LLM Optimization

[Mixture-of-Depths] Dynamically allocating compute in transformer-based LMs🔗

Arxiv: https://arxiv.org/abs/2404.02258 2 Apr 2024 DeepMind

The benefit of the approach is the ability to set a compute budget and then based on it enforce limits - for example: enforce how many tokens can participate in block computations. Therefore, in order to avoid performance degradation the challenge becomes how to choose the right tokens for processing.

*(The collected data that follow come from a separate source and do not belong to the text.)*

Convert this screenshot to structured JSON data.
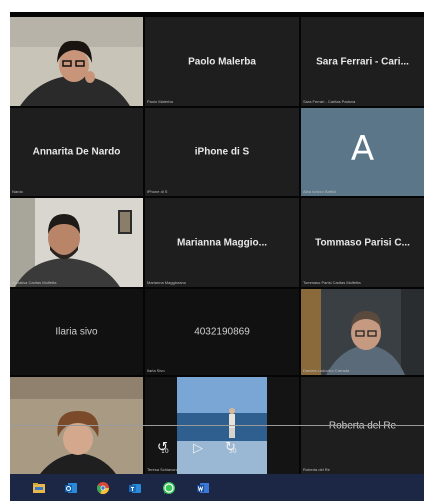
{
  "participants": {
    "paolo": {
      "name": "Paolo Malerba",
      "small": "Paolo Malerba"
    },
    "sara": {
      "name": "Sara Ferrari - Cari...",
      "small": "Sara Ferrari - Caritas Padova"
    },
    "annarita": {
      "name": "Annarita De Nardo",
      "small": "Nardo"
    },
    "iphone": {
      "name": "iPhone di S",
      "small": "iPhone di S"
    },
    "alba": {
      "avatar": "A",
      "small": "Alba Iorizzo Baffoli"
    },
    "video1": {
      "small": "Annalisa Caritas Molfetta"
    },
    "marianna": {
      "name": "Marianna Maggio...",
      "small": "Marianna Maggiorano"
    },
    "tommaso": {
      "name": "Tommaso Parisi C...",
      "small": "Tommaso Parisi Caritas Molfetta"
    },
    "ilaria": {
      "name": "Ilaria sivo"
    },
    "phone": {
      "name": "4032190869",
      "small": "Ilaria Sivo"
    },
    "video2": {
      "small": "Daniela Ludovico Carrada"
    },
    "video3": {
      "small": "Teresa Schiavone"
    },
    "roberta": {
      "name": "Roberta del Re",
      "small": "Roberta del Re"
    }
  },
  "media_controls": {
    "rewind": "10",
    "forward": "30"
  },
  "taskbar": {
    "icons": [
      "file-manager-icon",
      "outlook-icon",
      "chrome-icon",
      "teams-icon",
      "whatsapp-icon",
      "word-icon"
    ]
  },
  "colors": {
    "grid_bg": "#050505",
    "tile_bg": "#1e1e1e",
    "avatar_bg": "#5a7688",
    "taskbar_bg": "#1b2744"
  }
}
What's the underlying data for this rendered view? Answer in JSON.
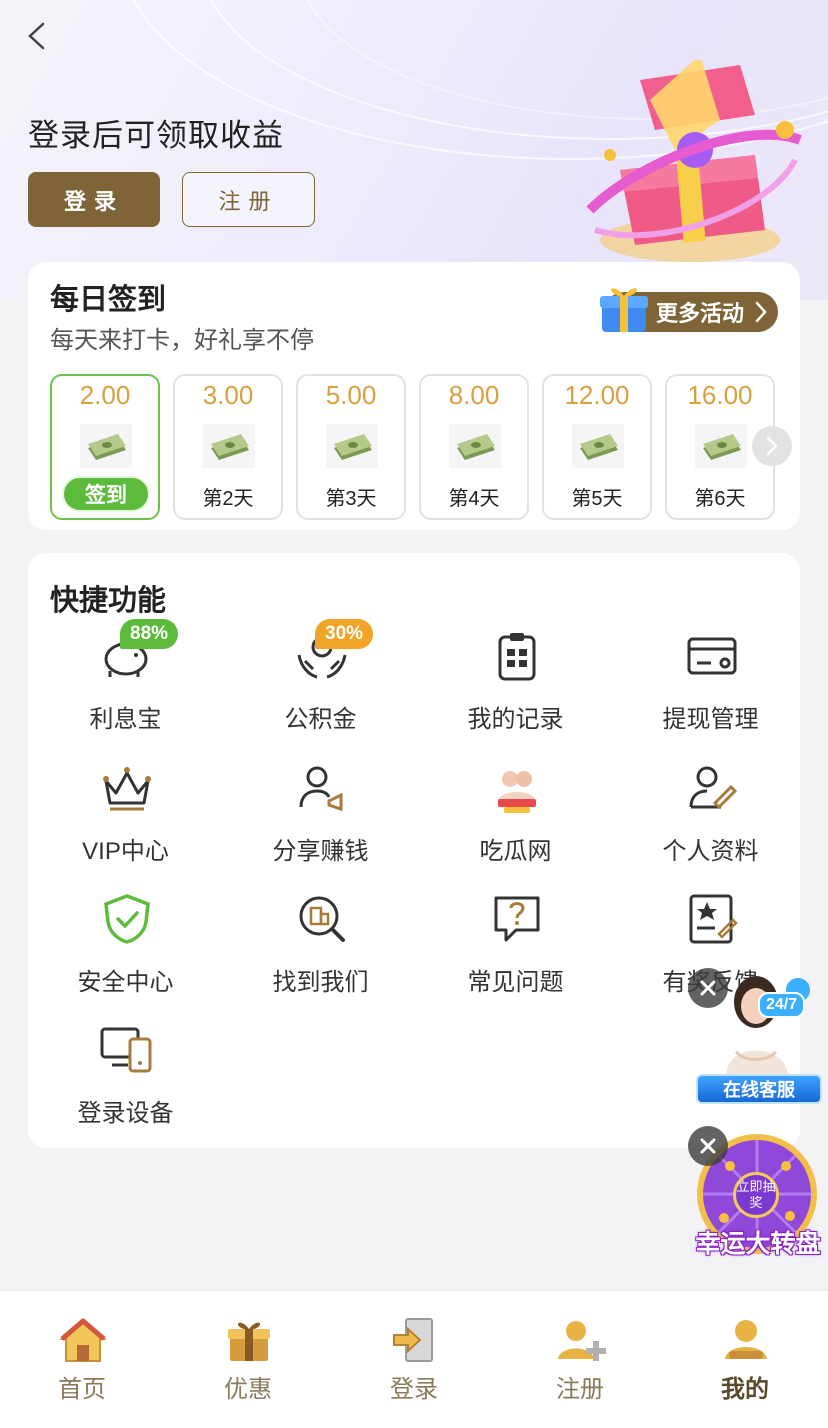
{
  "header": {
    "title": "登录后可领取收益",
    "login_label": "登录",
    "register_label": "注册"
  },
  "checkin": {
    "title": "每日签到",
    "subtitle": "每天来打卡，好礼享不停",
    "more_label": "更多活动",
    "days": [
      {
        "amount": "2.00",
        "label": "签到",
        "active": true
      },
      {
        "amount": "3.00",
        "label": "第2天",
        "active": false
      },
      {
        "amount": "5.00",
        "label": "第3天",
        "active": false
      },
      {
        "amount": "8.00",
        "label": "第4天",
        "active": false
      },
      {
        "amount": "12.00",
        "label": "第5天",
        "active": false
      },
      {
        "amount": "16.00",
        "label": "第6天",
        "active": false
      }
    ]
  },
  "quick": {
    "title": "快捷功能",
    "items": [
      {
        "label": "利息宝",
        "icon": "piggy-bank-icon",
        "badge": "88%"
      },
      {
        "label": "公积金",
        "icon": "hands-coin-icon",
        "badge": "30%"
      },
      {
        "label": "我的记录",
        "icon": "clipboard-icon"
      },
      {
        "label": "提现管理",
        "icon": "card-settings-icon"
      },
      {
        "label": "VIP中心",
        "icon": "crown-icon"
      },
      {
        "label": "分享赚钱",
        "icon": "user-megaphone-icon"
      },
      {
        "label": "吃瓜网",
        "icon": "promo-thumbnail-icon"
      },
      {
        "label": "个人资料",
        "icon": "user-edit-icon"
      },
      {
        "label": "安全中心",
        "icon": "shield-check-icon"
      },
      {
        "label": "找到我们",
        "icon": "search-building-icon"
      },
      {
        "label": "常见问题",
        "icon": "question-bubble-icon"
      },
      {
        "label": "有奖反馈",
        "icon": "star-form-icon"
      },
      {
        "label": "登录设备",
        "icon": "devices-icon"
      }
    ]
  },
  "floating": {
    "service_label": "在线客服",
    "service_tag": "24/7",
    "wheel_label": "幸运大转盘",
    "wheel_center": "立即抽奖"
  },
  "tabbar": {
    "tabs": [
      {
        "label": "首页",
        "icon": "home-icon"
      },
      {
        "label": "优惠",
        "icon": "gift-icon"
      },
      {
        "label": "登录",
        "icon": "login-door-icon"
      },
      {
        "label": "注册",
        "icon": "user-add-icon"
      },
      {
        "label": "我的",
        "icon": "user-icon",
        "active": true
      }
    ]
  },
  "colors": {
    "brand": "#7e6437",
    "gold_amount": "#d9a040",
    "green": "#5dbb3c",
    "orange": "#f0a526"
  }
}
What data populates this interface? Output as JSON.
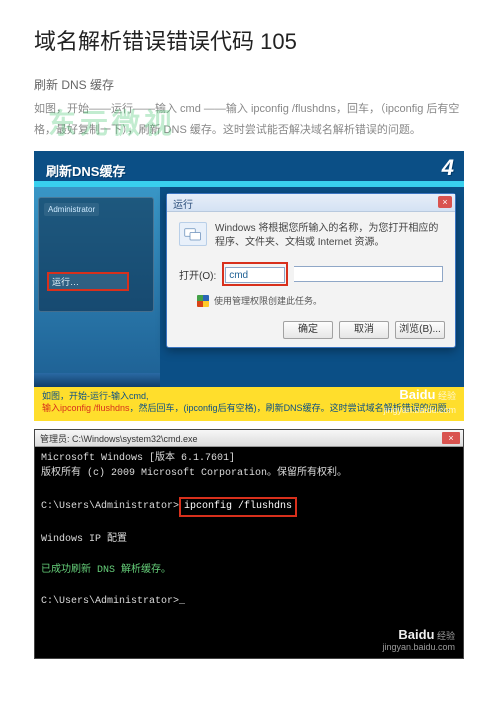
{
  "title": "域名解析错误错误代码 105",
  "subtitle": "刷新 DNS 缓存",
  "desc": "如图，开始——运行——输入 cmd ——输入 ipconfig  /flushdns，回车，（ipconfig 后有空格，最好复制一下），刷新 DNS 缓存。这时尝试能否解决域名解析错误的问题。",
  "watermark": "东元微视",
  "fig1": {
    "header": "刷新DNS缓存",
    "num": "4",
    "start_admin": "Administrator",
    "sm_runitem": "运行…",
    "run": {
      "title": "运行",
      "hint": "Windows 将根据您所输入的名称，为您打开相应的程序、文件夹、文档或 Internet 资源。",
      "open_label": "打开(O):",
      "input_value": "cmd",
      "admin_hint": "使用管理权限创建此任务。",
      "ok": "确定",
      "cancel": "取消",
      "browse": "浏览(B)..."
    },
    "yellow_line1": "如图，开始-运行-输入cmd,",
    "yellow_line2_a": "输入ipconfig /flushdns",
    "yellow_line2_b": "，然后回车，(ipconfig后有空格)，刷新DNS缓存。这时尝试域名解析错误的问题。",
    "logo_brand": "Baidu",
    "logo_sub": "经验",
    "logo_url": "jingyan.baidu.com"
  },
  "fig2": {
    "title": "管理员: C:\\Windows\\system32\\cmd.exe",
    "line1": "Microsoft Windows [版本 6.1.7601]",
    "line2": "版权所有 (c) 2009 Microsoft Corporation。保留所有权利。",
    "prompt1": "C:\\Users\\Administrator>",
    "cmd_hl": "ipconfig /flushdns",
    "line_cfg": "Windows IP 配置",
    "line_ok": "已成功刷新 DNS 解析缓存。",
    "prompt2": "C:\\Users\\Administrator>",
    "logo_brand": "Baidu",
    "logo_sub": "经验",
    "logo_url": "jingyan.baidu.com"
  }
}
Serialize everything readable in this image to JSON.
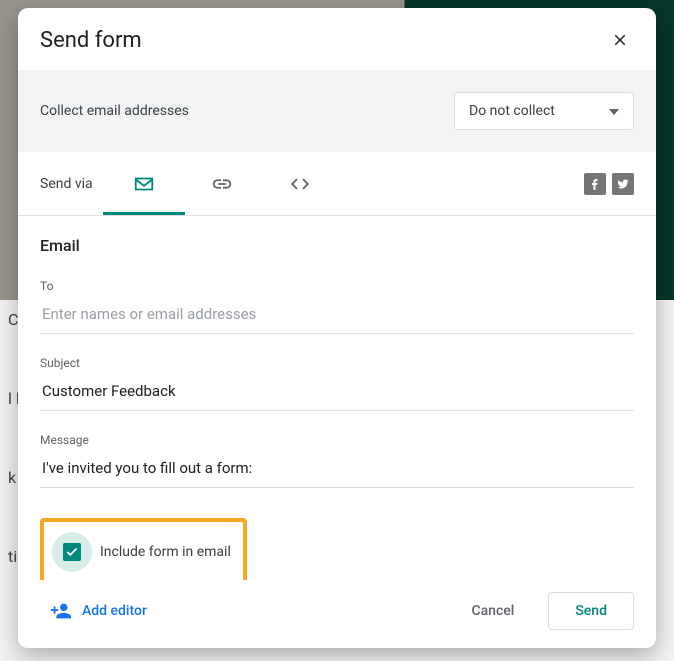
{
  "background": {
    "left_snippets": [
      "C",
      "l l",
      "k",
      "tic"
    ]
  },
  "dialog": {
    "title": "Send form",
    "collect": {
      "label": "Collect email addresses",
      "dropdown_value": "Do not collect"
    },
    "send_via_label": "Send via",
    "email": {
      "section_title": "Email",
      "to_label": "To",
      "to_placeholder": "Enter names or email addresses",
      "to_value": "",
      "subject_label": "Subject",
      "subject_value": "Customer Feedback",
      "message_label": "Message",
      "message_value": "I've invited you to fill out a form:",
      "include_checkbox_label": "Include form in email",
      "include_checked": true
    },
    "footer": {
      "add_editor": "Add editor",
      "cancel": "Cancel",
      "send": "Send"
    }
  }
}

[Offload-MoE] Fast Inference of MoE Language Models with Offloading🔗

Arxiv: https://arxiv.org/abs/2312.17238 28 Dec 2023 Yandex

We build upon parameter offloading algorithms and propose a novel strategy that accelerates offloading by taking advantage of innate properties of MoE LLM.

Technique 1: LRU Caching

LRU is a simple strategy that doesn't consider factors like expert activation frequencies
Keep active experts in GPU memory as a "cache" for future tokens
If same experts are activated again, they're available instantaneously
For simplicity, always keep k least recently used experts as cache
If k > number of active experts, cache saves experts from multiple previous tokens
Same number of cached experts maintained for each MoE layer

Technique 2: Speculative Loading

Prefetch next set of experts speculatively while processing previous layer
Guess likely next experts based on previous layer's hidden states
If guess is correct, speeds up next layer inference
If incorrect, can load actual next layer's experts later
Uses next layer's gating function applied to previous layer's hidden states
Relies on transformer layers being residual (each layer adds to previous hidden states)

[LLM-in-a-Flash] Efficient LLM Inference with Limited Memory🔗

Arxiv: https://arxiv.org/abs/2312.11514 12 Dec 2023 Apple

Key Techniques:

Windowing: Strategically reduces data transfer by reusing previously activated neurons
Row-column bundling: Tailored to sequential data access strengths of flash memory, increases size of data chunks read from flash memory

[RoPE] RoFormer: Enhanced Transformer with Rotary Position Embedding🔗

Arxiv: https://arxiv.org/abs/2104.09864 20 Apr 2021 Zhuiyi Technology Co.

We investigated existing approaches to relative position encoding and found they are mostly built based on adding position encoding to context representations. We introduce Rotary Position Embedding (RoPE) to leverage positional information in PLMS learning. The key idea is to encode relative position by multiplying context representations with a rotation matrix with clear theoretical interpretation.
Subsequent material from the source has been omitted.